“Shazam!”

LOUISA:  4 STARS


LOUISA SAYS:

When you hear that DC Comics is bringing yet another superhero to the big screen, the news likely follows with a groan of both exhaustion and presumed mediocrity. I will admit this was my initial reaction to “Shazam,” a character that few outside of the dyed-in-the-wool comic book fan circle ever knew existed.

How surprising that the film exceeded my expectations.

Bringing the fantasy of many teenage boys to life, “Shazam” tells the story of 14-year-old Billy Batson (Asher Angel), a streetwise foster kid who meets an ancient wizard (Djimon Hounsou) and becomes the most unlikely of superheroes. By shouting the word “shazam!,” Billy instantly turns into the adult version of himself (Zachary Levi), who also happens to be a caped crusader. The timing is perfect because the evil Dr. Thaddeus Sivana (Mark Strong) is ready to unleash the forces of the seven deadly sins out into the world, and only Shazam has the strength to stop him.

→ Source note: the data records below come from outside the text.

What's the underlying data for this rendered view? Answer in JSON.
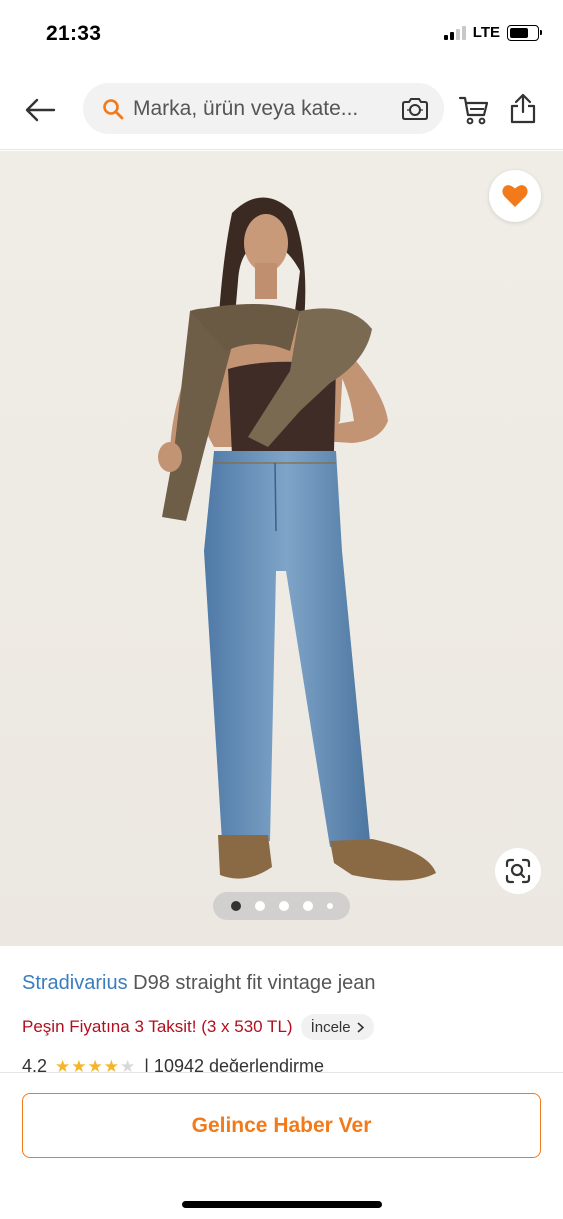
{
  "status_bar": {
    "time": "21:33",
    "network": "LTE"
  },
  "header": {
    "search_placeholder": "Marka, ürün veya kate...",
    "icons": [
      "back-arrow-icon",
      "search-icon",
      "camera-icon",
      "cart-icon",
      "share-icon"
    ]
  },
  "gallery": {
    "image_count": 5,
    "active_index": 0,
    "favorite_icon": "heart-icon",
    "scan_icon": "visual-search-icon"
  },
  "product": {
    "brand": "Stradivarius",
    "name": "D98 straight fit vintage jean",
    "installment_text": "Peşin Fiyatına 3 Taksit! (3 x 530 TL)",
    "installment_link": "İncele",
    "rating": "4.2",
    "rating_stars_filled": 4,
    "review_count_text": "| 10942 değerlendirme"
  },
  "bottom": {
    "notify_label": "Gelince Haber Ver"
  },
  "colors": {
    "accent": "#f27a1a",
    "brand_link": "#3b7dbd",
    "installment_red": "#b10f1e"
  }
}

The story will appeal to kids and kids at heart. The supporting cast of fellow foster children living in the same home (including Faithe Herman, Ian Chen, and Grace Fulton) create a rag-tag group of buddies that is credibly touching. Watching Billy as he and confidant Freddy (Jack Dylan Grazer) work their way down the list of every superpower in the book, from flying to x-ray vision, to find out what Shazam can do feels as authentic as it is funny. Worried that the film’s humor will be overcome with the unpleasantness and sarcasm that plagues films like “Deadpool” and “Guardians of the Galaxy?” Don’t be. This appropriately-rated PG-13 superhero movie takes the good-natured comedy route with a lively, carefree attitude.

The special effects are solid, and the characters so well grounded that it never feels like you’re watching a CGI cartoon. While Levi at times plays the grown-up version of Billy just a little too dumb, his lunkhead shtick is charming and fits in with the tone of the movie. The kids are charismatic and easy to like too, and Angel and Grazer confidently carry the film with their buddy comedy banter.

The origin story is established with a careful, deliberate importance, setting up future sequels in a way that leaves audiences clamoring for more. When’s the last time a DC movie ended and you left the theater actually excited to see the story continue? That happens here. Everything is clearly explained for those new to the story line, so no prior knowledge of the comic books are required for maximum enjoyment.

 

5 comments

  1. I liked it enough but not nearly as much as most seem to. For me it uses its humor to cover up several still noticable flaws that I couldn’t quite shake.